The passing of 88-year-old NHL and WHA legend Gordie Howe Friday morning has sparked plenty of tributes across the sports world, but one of the most notable on the media side came from Keith Olbermann Wednesday. Olbermann wrote a piece for Sports Illustrated on what Howe meant to him and many others, centered around how Howe “beat him up” 20 years ago for one of ESPN’s “This Is SportsCenter” commercials but still signed photos for him, as he did for almost everyone he met. First, here’s the commercial:
That’s pretty good, showing off both Howe’s legendary toughness and a much-more-fun, self-aware version of older athletes talking about how things used to be than the self-absorbed one we often get today. Here’s what Olbermann wrote about the commercial, with the picture Howe signed for him at right:
I was 37 and he was 68 and they promised he’d pull his punches so it would almost be a fair fight and my arms and hands would only be numb for about an hour after he left and most importantly: He’d be happy to take photos with me.
So I got beaten up by Gordie Howe. And between takes of the commercial he let me wear his gloves, and I became part of what is, for all I know, a majority of North America’s population: people who had their photos taken with him. …
There are sports icons—DiMaggio, Jordan most of the time, Jeter, often—who are remote and unreachable and project a force field of brilliance that both stuns and excludes. Howe had the other kind: the light that welcomes. That, even more than the greatness, explains the sadness and the shock and the sense of personal, familial loss in the hockey-positive parts of this continent—devastating enough that it seems reasonable to guess that had there been a Stanley Cup Final game scheduled in the hours after his passing, it would have been postponed, less out of respect than from grief.
It could just have been postponed by awe.

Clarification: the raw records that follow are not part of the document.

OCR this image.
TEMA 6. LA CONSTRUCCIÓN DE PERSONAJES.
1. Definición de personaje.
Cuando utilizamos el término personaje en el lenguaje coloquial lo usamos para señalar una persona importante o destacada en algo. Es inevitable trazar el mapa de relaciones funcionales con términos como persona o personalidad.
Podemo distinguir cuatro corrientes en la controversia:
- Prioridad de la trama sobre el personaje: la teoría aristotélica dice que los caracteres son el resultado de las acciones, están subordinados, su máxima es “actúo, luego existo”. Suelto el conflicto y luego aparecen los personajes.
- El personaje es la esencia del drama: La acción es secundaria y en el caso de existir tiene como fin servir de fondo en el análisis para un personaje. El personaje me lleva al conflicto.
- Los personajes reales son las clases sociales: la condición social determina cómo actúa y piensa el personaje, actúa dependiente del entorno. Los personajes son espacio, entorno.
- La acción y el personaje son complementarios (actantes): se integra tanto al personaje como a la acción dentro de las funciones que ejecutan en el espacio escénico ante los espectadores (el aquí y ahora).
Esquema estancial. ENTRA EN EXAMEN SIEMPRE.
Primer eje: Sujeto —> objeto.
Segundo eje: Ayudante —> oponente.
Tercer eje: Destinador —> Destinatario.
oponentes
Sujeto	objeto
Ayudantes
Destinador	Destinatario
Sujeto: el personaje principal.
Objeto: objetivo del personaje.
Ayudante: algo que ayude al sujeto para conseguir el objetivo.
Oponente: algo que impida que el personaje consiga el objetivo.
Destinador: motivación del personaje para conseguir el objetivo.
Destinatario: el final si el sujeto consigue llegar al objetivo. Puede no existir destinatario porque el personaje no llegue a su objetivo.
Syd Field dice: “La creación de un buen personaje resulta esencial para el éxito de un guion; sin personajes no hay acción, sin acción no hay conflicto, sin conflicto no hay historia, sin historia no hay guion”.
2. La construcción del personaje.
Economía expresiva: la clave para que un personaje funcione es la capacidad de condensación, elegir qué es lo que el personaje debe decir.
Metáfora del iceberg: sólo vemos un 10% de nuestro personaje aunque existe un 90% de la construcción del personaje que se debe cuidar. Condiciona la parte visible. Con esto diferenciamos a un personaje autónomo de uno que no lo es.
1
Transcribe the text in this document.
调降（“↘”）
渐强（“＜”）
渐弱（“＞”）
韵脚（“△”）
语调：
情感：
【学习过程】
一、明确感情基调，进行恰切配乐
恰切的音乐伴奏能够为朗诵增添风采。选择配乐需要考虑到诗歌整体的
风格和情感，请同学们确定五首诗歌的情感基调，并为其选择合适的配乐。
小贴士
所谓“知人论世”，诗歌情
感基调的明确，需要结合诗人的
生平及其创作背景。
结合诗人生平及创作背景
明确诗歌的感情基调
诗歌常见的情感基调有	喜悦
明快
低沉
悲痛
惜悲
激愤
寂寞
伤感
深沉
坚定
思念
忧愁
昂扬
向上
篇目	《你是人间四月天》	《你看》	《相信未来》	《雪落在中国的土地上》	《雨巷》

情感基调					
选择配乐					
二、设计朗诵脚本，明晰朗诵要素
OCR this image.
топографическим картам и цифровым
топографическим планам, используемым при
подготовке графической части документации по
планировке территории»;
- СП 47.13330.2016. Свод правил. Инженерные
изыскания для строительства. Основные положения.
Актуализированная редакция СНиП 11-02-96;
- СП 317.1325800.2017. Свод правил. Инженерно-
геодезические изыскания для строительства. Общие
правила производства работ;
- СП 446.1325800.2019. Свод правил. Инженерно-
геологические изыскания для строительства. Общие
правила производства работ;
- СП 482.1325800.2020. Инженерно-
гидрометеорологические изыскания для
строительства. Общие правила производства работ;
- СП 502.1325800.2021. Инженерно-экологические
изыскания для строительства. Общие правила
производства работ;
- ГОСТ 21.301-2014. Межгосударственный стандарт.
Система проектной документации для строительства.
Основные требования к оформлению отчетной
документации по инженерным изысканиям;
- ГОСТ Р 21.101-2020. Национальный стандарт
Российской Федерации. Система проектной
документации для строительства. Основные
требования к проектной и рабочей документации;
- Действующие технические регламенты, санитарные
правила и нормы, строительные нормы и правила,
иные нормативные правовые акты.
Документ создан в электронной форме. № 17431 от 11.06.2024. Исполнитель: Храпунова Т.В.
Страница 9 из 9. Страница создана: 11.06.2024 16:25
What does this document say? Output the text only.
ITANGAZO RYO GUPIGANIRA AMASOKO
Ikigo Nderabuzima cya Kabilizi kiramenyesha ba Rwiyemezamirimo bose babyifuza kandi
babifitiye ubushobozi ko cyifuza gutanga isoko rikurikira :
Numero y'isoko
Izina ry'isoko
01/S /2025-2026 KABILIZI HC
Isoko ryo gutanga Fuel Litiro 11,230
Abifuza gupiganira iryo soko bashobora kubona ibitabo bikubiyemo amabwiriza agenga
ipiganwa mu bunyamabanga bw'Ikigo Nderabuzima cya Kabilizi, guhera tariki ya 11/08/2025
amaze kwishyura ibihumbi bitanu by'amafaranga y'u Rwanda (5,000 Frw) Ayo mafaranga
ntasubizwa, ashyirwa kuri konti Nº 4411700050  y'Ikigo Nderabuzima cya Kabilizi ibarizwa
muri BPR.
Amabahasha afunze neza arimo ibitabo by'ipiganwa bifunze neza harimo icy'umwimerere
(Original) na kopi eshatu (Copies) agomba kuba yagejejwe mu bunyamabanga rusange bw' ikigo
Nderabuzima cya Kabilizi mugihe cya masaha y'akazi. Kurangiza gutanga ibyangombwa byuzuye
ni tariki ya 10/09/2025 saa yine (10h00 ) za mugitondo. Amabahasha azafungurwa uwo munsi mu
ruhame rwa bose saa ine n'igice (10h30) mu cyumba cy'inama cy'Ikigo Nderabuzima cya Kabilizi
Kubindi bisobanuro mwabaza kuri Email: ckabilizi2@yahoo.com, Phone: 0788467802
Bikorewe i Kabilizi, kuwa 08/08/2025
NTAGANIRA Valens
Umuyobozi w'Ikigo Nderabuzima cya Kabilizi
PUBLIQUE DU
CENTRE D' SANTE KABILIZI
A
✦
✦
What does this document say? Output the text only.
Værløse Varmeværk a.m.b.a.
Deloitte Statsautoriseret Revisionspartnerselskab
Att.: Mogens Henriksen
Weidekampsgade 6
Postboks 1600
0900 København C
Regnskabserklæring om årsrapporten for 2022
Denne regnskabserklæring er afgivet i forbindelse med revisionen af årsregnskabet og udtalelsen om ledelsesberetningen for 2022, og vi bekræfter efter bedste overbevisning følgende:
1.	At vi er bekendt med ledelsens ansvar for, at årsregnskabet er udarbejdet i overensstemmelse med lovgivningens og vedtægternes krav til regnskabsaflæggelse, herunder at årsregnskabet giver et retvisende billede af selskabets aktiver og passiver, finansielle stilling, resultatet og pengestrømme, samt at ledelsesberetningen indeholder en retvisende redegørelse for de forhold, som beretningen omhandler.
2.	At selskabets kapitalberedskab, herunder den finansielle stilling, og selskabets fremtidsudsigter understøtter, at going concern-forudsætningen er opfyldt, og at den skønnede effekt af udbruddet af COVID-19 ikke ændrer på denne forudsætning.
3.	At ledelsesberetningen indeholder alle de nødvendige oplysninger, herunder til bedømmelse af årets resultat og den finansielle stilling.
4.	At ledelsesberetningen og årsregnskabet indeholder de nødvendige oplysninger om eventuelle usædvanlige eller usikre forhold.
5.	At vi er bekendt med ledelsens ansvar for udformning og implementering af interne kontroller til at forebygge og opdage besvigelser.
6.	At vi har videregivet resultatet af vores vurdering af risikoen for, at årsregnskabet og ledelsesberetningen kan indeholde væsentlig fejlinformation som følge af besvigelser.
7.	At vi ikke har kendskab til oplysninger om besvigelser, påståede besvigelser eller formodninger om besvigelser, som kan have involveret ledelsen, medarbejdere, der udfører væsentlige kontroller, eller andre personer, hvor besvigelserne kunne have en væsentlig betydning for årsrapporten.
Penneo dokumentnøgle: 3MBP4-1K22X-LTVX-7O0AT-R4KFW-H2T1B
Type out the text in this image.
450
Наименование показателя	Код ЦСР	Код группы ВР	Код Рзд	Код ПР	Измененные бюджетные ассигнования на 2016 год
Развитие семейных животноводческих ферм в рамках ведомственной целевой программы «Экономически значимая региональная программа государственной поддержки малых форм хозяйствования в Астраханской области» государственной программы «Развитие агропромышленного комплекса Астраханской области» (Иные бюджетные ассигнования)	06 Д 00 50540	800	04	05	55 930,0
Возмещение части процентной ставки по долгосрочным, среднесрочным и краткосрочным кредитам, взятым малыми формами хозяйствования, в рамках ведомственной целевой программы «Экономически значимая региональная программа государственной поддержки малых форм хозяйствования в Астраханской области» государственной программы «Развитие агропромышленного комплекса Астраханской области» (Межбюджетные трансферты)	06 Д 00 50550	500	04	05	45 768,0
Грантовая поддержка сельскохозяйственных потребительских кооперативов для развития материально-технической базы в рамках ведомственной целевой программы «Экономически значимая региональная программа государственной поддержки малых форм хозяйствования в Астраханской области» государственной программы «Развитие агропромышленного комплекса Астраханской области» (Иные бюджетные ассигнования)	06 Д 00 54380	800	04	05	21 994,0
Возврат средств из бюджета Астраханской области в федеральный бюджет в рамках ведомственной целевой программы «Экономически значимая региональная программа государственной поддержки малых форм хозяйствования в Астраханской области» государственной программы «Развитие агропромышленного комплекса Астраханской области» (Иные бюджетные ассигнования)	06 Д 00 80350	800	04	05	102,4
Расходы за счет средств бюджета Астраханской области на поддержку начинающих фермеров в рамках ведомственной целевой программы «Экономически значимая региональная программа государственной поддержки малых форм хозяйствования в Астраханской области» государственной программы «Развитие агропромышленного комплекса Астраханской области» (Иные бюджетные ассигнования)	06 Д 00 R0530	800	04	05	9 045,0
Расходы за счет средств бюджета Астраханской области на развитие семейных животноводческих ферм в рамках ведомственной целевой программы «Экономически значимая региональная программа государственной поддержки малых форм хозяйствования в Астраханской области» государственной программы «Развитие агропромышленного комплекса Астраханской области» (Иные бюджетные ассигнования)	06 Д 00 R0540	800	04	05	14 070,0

Olbermann’s whole piece on Howe, his approachability, why he never charged fans for photos, and the impact he made in an incredible era of the NHL is well worth a read. It’s also worth watching this tribute Olbermann did on his ESPN show two years ago when Howe was facing serious health issues, which discusses the commercial further (about 2:00 in), how Howe mostly managed to avoid hitting him, and how Olbermann went from terrified to laughing both times he met Howe:
Howe will be fondly remembered by fans throughout the hockey world, but Olbermann’s stories show how much he impacted the media who dealt with him too. Rest in peace, Gordie.